After emigrating to the U.S., Yeral brought his dreams of entrepreneurship to MEDA’s free Business Development program. He studied hard in workshops and has been counseled over time by MEDA’s Edwin Rodriguez, Sabrina Haman and Dairo Romero.
Yeral started consistently setting aside money from his paychecks working at Daily Grill near San Francisco’s Union Square. That’s how he was able to purchase the equipment needed when he eventually opened his modest space in the microbusiness incubator named El Mercadito, located in MEDA’s Plaza Adelante, the Mission neighborhood center.
That eatery, Cholo Soy, is packed most afternoons, with everyone from Peruvian expats to techie newcomers enjoying Yeral’s renowned ceviche, inspired by his aunt.
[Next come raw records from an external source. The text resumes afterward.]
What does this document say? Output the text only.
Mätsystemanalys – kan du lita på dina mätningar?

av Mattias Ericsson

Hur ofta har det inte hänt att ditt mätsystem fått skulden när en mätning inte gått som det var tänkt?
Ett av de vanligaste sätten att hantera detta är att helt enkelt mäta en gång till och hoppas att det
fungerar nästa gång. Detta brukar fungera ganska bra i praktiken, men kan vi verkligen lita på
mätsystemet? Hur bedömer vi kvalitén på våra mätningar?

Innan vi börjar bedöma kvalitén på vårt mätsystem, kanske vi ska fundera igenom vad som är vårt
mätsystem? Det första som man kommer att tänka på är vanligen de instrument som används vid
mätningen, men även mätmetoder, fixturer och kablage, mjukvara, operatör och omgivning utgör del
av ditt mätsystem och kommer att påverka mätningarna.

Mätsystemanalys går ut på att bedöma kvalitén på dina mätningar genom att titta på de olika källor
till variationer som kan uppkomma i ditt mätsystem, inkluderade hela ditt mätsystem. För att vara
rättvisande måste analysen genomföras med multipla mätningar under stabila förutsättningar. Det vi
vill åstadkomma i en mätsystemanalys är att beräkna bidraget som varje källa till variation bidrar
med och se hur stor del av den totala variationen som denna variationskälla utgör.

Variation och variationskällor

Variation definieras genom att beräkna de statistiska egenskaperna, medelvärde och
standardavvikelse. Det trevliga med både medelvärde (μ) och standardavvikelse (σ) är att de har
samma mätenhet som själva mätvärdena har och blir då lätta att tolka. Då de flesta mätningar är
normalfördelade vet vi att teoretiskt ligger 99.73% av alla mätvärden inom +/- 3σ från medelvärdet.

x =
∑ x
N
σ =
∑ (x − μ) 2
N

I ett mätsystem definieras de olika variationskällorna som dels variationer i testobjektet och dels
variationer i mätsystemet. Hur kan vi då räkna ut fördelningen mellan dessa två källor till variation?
When Zagat reviewed Cholo Soy a year ago, they called it “a gem that has wide appeal” and touted dishes as “hearty and affordable.”
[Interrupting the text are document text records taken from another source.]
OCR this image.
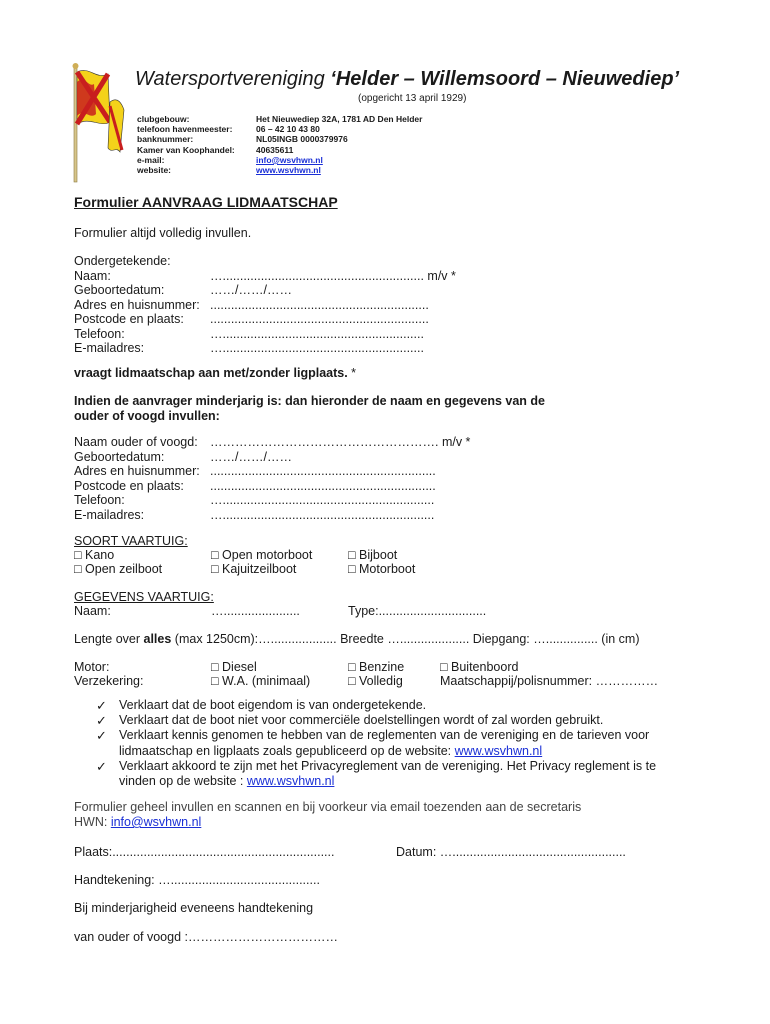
Watersportvereniging ‘Helder – Willemsoord – Nieuwediep’
(opgericht 13 april 1929)
clubgebouw:	Het Nieuwediep 32A, 1781 AD Den Helder
telefoon havenmeester:	06 – 42 10 43 80
banknummer:	NL05INGB 0000379976
Kamer van Koophandel:	40635611
e-mail:	info@wsvhwn.nl
website:	www.wsvhwn.nl
Formulier AANVRAAG LIDMAATSCHAP
Formulier altijd volledig invullen.
Ondergetekende:
Naam:	….......................................................... m/v *
Geboortedatum:	……/……/……
Adres en huisnummer: ...............................................................
Postcode en plaats:	...............................................................
Telefoon:	…..........................................................
E-mailadres:	…..........................................................
vraagt lidmaatschap aan met/zonder ligplaats. *
Indien de aanvrager minderjarig is: dan hieronder de naam en gegevens van de
ouder of voogd invullen:
Naam ouder of voogd: ………………………………………………. m/v *
Geboortedatum:	……/……/……
Adres en huisnummer: .................................................................
Postcode en plaats:	.................................................................
Telefoon:	….............................................................
E-mailadres:	….............................................................
SOORT VAARTUIG:
□ Kano	□ Open motorboot	□ Bijboot
□ Open zeilboot	□ Kajuitzeilboot	□ Motorboot
GEGEVENS VAARTUIG:
Naam:	…......................	Type:...............................
Lengte over alles (max 1250cm):…................... Breedte ….................... Diepgang: …............... (in cm)
Motor:	□ Diesel	□ Benzine	□ Buitenboord
Verzekering:	□ W.A. (minimaal)	□ Volledig	Maatschappij/polisnummer: ……………
✓ Verklaart dat de boot eigendom is van ondergetekende.
✓ Verklaart dat de boot niet voor commerciële doelstellingen wordt of zal worden gebruikt.
✓ Verklaart kennis genomen te hebben van de reglementen van de vereniging en de tarieven voor lidmaatschap en ligplaats zoals gepubliceerd op de website: www.wsvhwn.nl
✓ Verklaart akkoord te zijn met het Privacyreglement van de vereniging. Het Privacy reglement is te vinden op de website : www.wsvhwn.nl
Formulier geheel invullen en scannen en bij voorkeur via email toezenden aan de secretaris
HWN: info@wsvhwn.nl
Plaats:................................................................	Datum: …..................................................
Handtekening: …...........................................
Bij minderjarigheid eveneens handtekening
van ouder of voogd :………………………………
In addition to that classic ceviche is the equally popular seco de cordero, a lamb dish in a cilantro sauce. “I have a secret ingredient that makes my seco de cordero special, but I can’t tell you what it is,” states Yeral with a chuckle.
There was no secret ingredient to making Yeral’s dreams a reality: some long days of planning were peppered with a dash of determination. Yeral longed to open a restaurant in a commercial space in his beloved Mission community.
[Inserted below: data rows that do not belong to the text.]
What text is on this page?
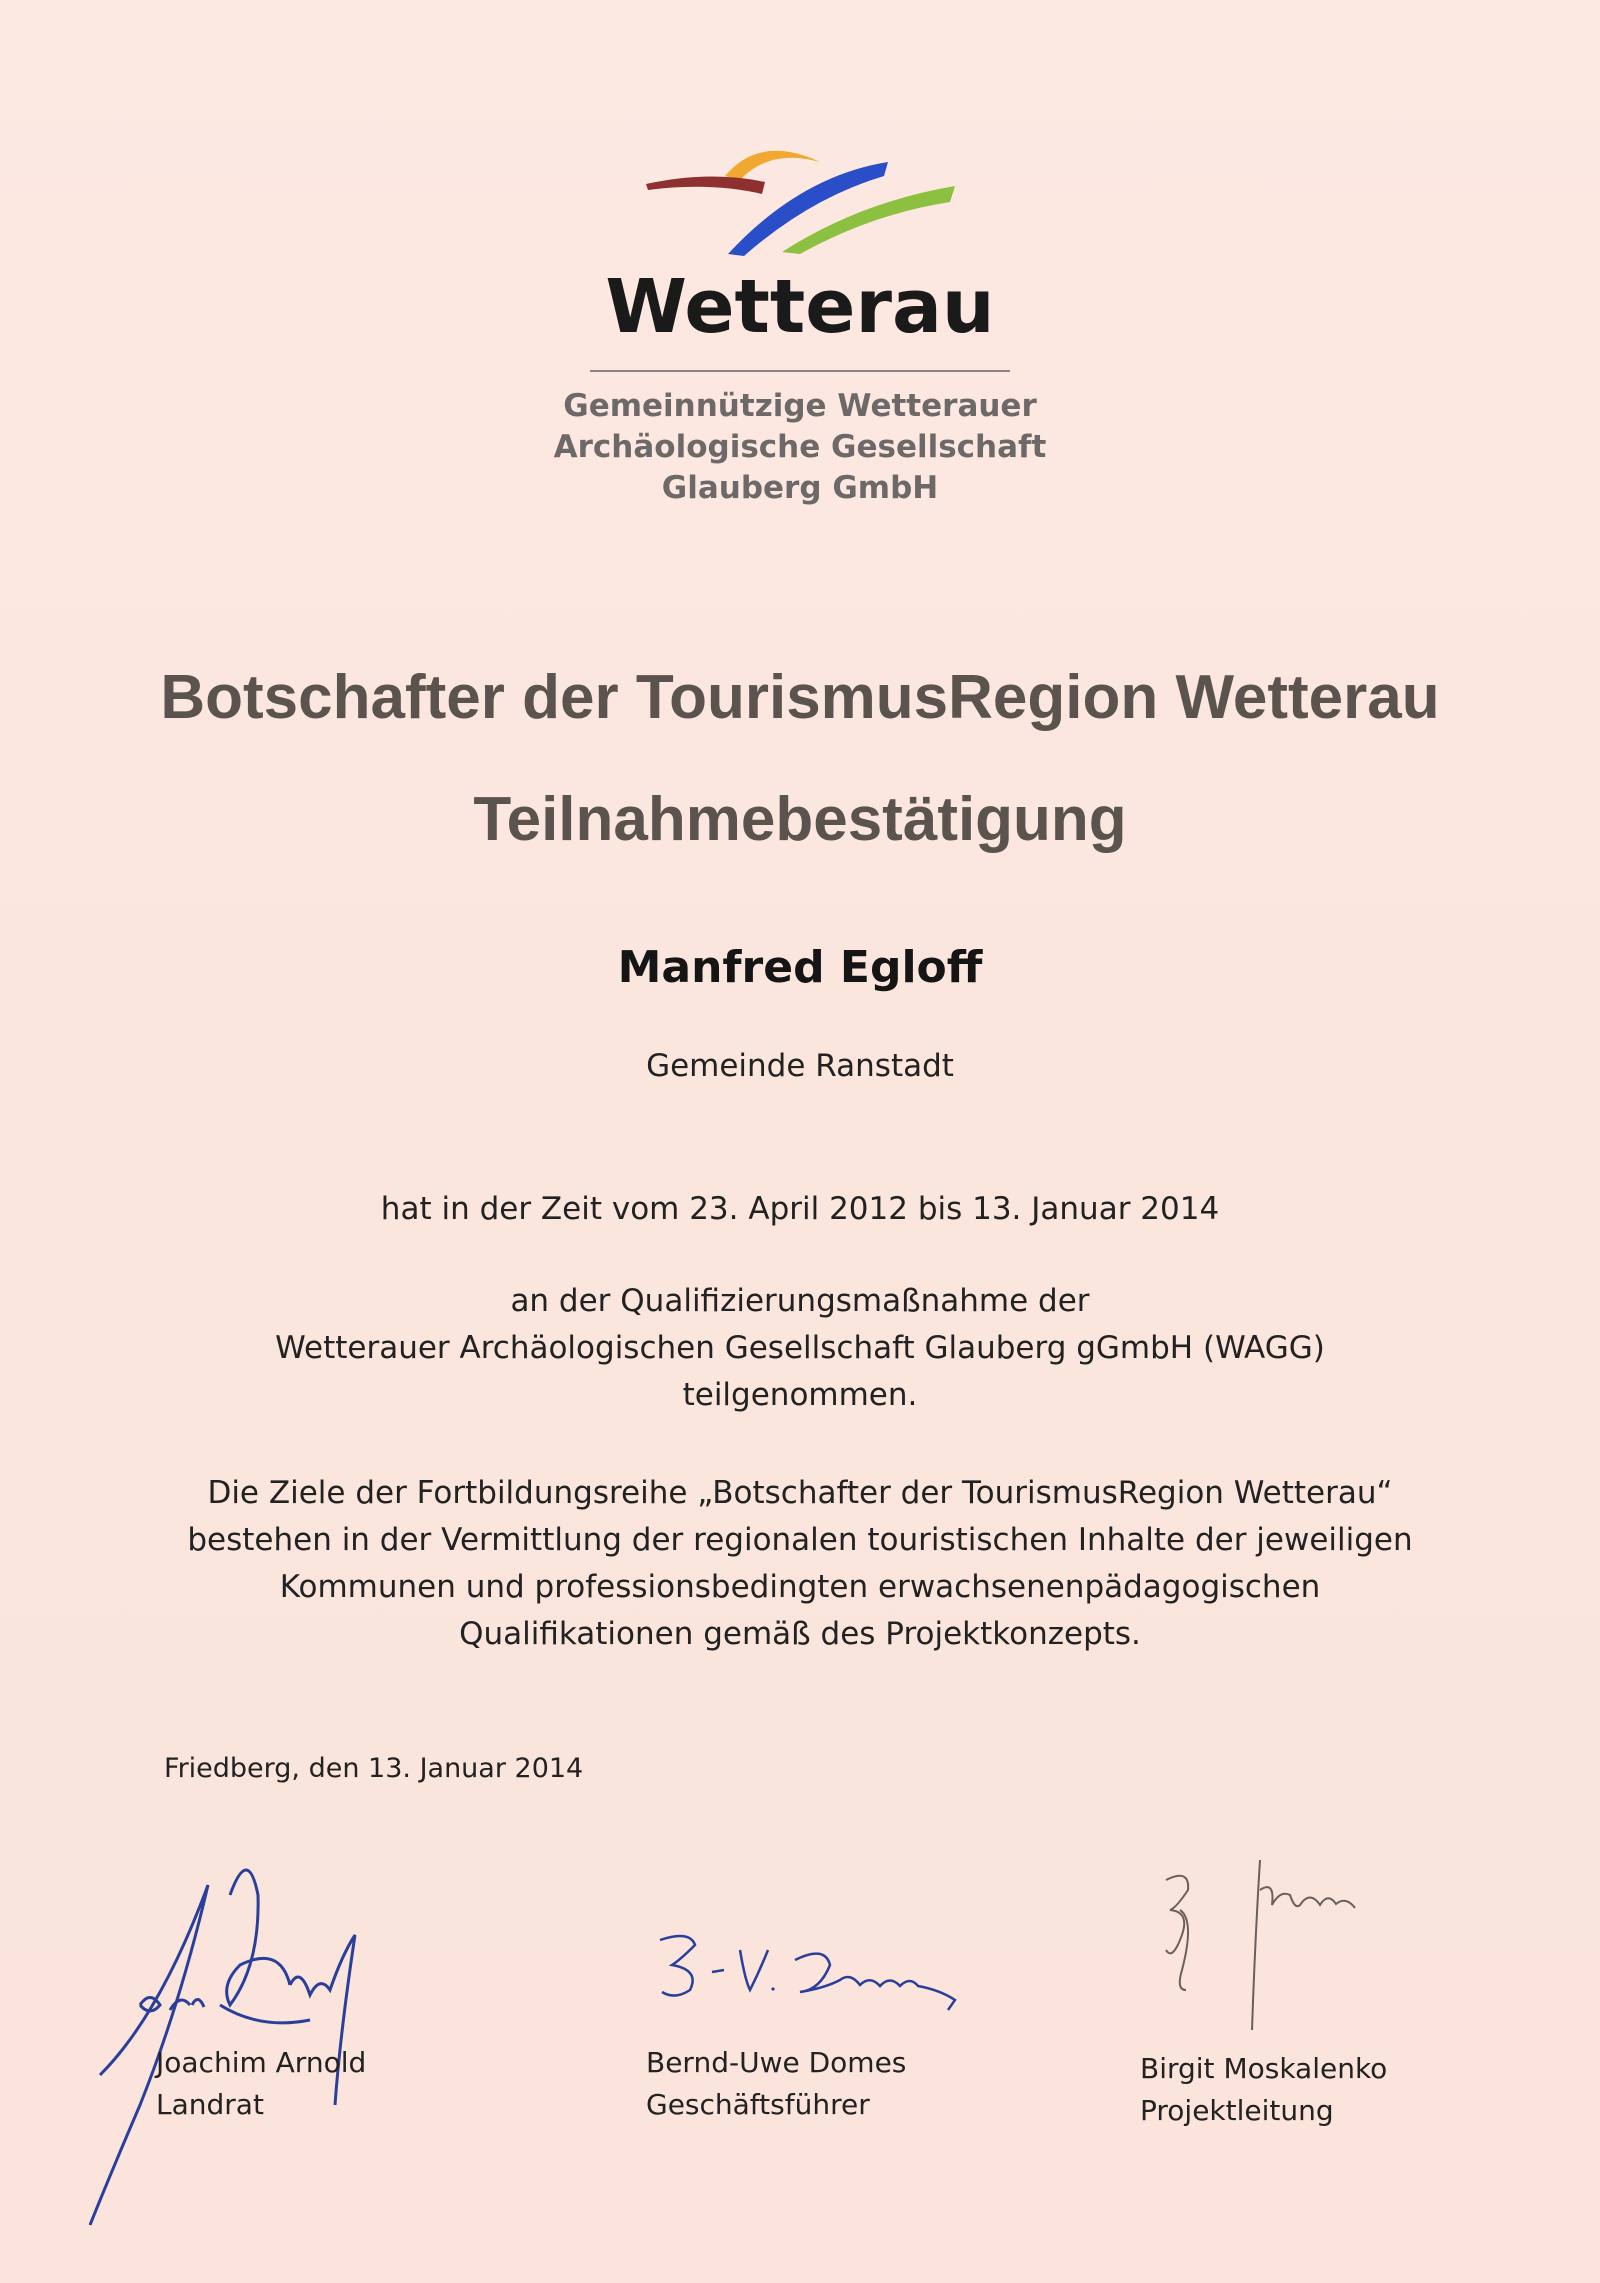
Wetterau
Gemeinnützige Wetterauer
Archäologische Gesellschaft
Glauberg GmbH
Botschafter der TourismusRegion Wetterau
Teilnahmebestätigung
Manfred Egloff
Gemeinde Ranstadt
hat in der Zeit vom 23. April 2012 bis 13. Januar 2014
an der Qualifizierungsmaßnahme der
Wetterauer Archäologischen Gesellschaft Glauberg gGmbH (WAGG)
teilgenommen.
Die Ziele der Fortbildungsreihe „Botschafter der TourismusRegion Wetterau“
bestehen in der Vermittlung der regionalen touristischen Inhalte der jeweiligen
Kommunen und professionsbedingten erwachsenenpädagogischen
Qualifikationen gemäß des Projektkonzepts.
Friedberg, den 13. Januar 2014
Joachim Arnold
Landrat
Bernd-Uwe Domes
Geschäftsführer
Birgit Moskalenko
Projektleitung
That determination has led to El Ají, located on Mission Street near Cesar Chavez. A grand opening was held last night (photo gallery), with numerous City officials on hand. There was William Ortiz-Cartagena, who currently serves on the San Francisco Small Business Commission. Diana Bernal Ponce De Leon, Project Manager, Office of Economic and Workforce Development at City and County of San Francisco was also in attendance, sampling authentic Peruvian cuisine. Even District 9 Supervisor David Campos stopped by to present a proclamation, from the San Francisco Board of Supervisors, welcoming Yeral’s business to the neighborhood.
Stated Campos, “This is a tough time in this neighborhood in San Francisco. So many small businesses are being pushed out. In the middle of that, Yeral and his family open a full-service restaurant in the Mission. This gives us all hope. It is possible.”
Besides Yeral’s tenacity, what also made this possible was a collaboration of community-based organizations that pitched in to help. Besides MEDA’s help with a business plan, Mission Asset Fund helped Yeral build his credit, Opportunity Fund helped with a loan and La Cocina invited the innovative chef to showcase his cuisine at a street food festival.
MEDA Business Development Program Manager Edwin Rodriguez spoke of Yeral’s success: “The opening of El Ají means that everyone with desire, willingness and dedication can achieve their dreams. Yeral demonstrates that working with a goal in mind and taking step-by-step actions, anyone can open and manage a business and contribute to the community in creating more jobs. I would like to see more Yerals in our Business Development program at MEDA. I would like to see people who are selling food on Mission Street come to our program and receive our free assistance. They should come out of the dark and formalize their business.”
When Yeral addressed the crowd, a wide smile crossed his face. He expressed his thanks by saying, “I am grateful to all the organizations that helped me. I am committed to making this business a success!”
There is no doubt that this will be the case.